The theme for this month’s Book Bum Club is ‘Short and Sweet’ – read a book under two hundred pages – I chose to read The Cremator, a horror novel.
“The devil’s neatest trick is to persuade us that he doesn’t exist.” Giovanni Papini.
It is a maxim that both rings true in our contemporary world and pervades this tragicomic novel of anxiety and evil set amid the horrors of World War II. As a gay man living in a totalitarian, patriarchal society, noted Czech writer Ladislav Fuks identified with the tragic fate of his Jewish countrymen during the Holocaust. The Cremator arises from that shared experience. Fuks presents a grotesque, dystopian world in which a dutiful father, following the strict logic of his time, liberates the souls of his loved ones by destroying their bodies first the dead, then the living. As we watch this very human character a character who never ceases to believe that he is doing good become possessed by an inhuman ideology, the evil that initially permeates the novel’s atmosphere concretizes in this familiar family man. A study of the totalitarian mindset with stunning resonance for today, The Cremator is a disturbing, powerful work of literary horror.
Well, The Cremator was certainly an interesting read. Mr Kopfrkingl is an interesting character, not wholly unlikeable to begin with, wanting the best for his family and is troubled by the cruelty that exists in the world. He works in a crematorium and views his job as way of relieving people’s suffering and allowing them eternal peace, as there is no suffering once your body has returned to ashes. However, as time progresses he succumbs to the Nazi ideology of his friend, and a cremator is the perfect occupation to dispose of those who do not fit with his new way of thinking.
Fuks has such a unique narration style, I’m not even sure I could describe it, so I’m going to go with the blurbs description – it’s tragicomic (manifesting both tragic and comic aspects). This is a horror novel, but horror in an almost satirical fashion.

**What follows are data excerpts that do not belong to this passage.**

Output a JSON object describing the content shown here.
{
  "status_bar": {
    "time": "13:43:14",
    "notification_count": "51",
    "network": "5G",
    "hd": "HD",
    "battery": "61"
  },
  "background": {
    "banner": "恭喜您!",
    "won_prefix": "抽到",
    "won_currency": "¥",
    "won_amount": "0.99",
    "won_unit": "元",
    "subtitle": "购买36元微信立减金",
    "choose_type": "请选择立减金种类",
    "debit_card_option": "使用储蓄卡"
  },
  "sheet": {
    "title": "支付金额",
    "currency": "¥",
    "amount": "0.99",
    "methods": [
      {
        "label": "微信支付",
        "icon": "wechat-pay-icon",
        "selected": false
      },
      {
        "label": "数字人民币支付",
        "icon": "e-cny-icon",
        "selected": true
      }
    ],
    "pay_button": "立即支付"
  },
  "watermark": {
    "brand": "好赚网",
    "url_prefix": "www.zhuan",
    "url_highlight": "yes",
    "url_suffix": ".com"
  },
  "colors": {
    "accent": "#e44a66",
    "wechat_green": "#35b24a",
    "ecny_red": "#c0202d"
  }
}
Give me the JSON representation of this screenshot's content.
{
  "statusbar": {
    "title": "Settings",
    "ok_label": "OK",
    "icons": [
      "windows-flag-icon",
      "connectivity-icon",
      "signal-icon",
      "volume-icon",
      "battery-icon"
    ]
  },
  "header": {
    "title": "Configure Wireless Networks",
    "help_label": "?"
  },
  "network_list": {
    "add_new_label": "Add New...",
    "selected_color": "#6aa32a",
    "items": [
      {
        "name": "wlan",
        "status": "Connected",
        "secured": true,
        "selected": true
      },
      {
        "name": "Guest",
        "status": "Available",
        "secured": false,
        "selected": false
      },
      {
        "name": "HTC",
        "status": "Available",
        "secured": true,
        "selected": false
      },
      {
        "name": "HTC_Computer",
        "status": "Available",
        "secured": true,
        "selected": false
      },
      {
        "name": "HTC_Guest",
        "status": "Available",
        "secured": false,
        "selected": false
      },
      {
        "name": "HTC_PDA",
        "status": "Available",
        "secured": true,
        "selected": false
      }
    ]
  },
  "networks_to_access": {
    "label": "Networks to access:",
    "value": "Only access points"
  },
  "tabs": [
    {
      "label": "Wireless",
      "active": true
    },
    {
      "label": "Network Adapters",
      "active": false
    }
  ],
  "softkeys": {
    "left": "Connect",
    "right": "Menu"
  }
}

Out of context, I would say this novel gives food-for-thought on one man’s decent into madness. It was only once I’d read the ‘Afterword’ at the end of the novel, and placed what I’d just read in its proper historical context, was I able to appreciate fully what Fuks has created. I was able to match the characters and ideas present in this novel to the historical and political time in which it’s set, and while this novel was still one man’s descent into madness, it became so much more than that.
I enjoyed this novel, particularly because I really liked the narration style; I have no illusions that it will appeal to everyone, especially as the narration can be very repetitive at times. The plot itself is lucid, showing in a simple manner how Mr Kopfrkingl succumbed to the Nazi regime. Disturbing in its simplicity, The Cremator is a horror novel unlike none I’ve read before – a good and quick read, made even more powerful by the ‘Afterword.’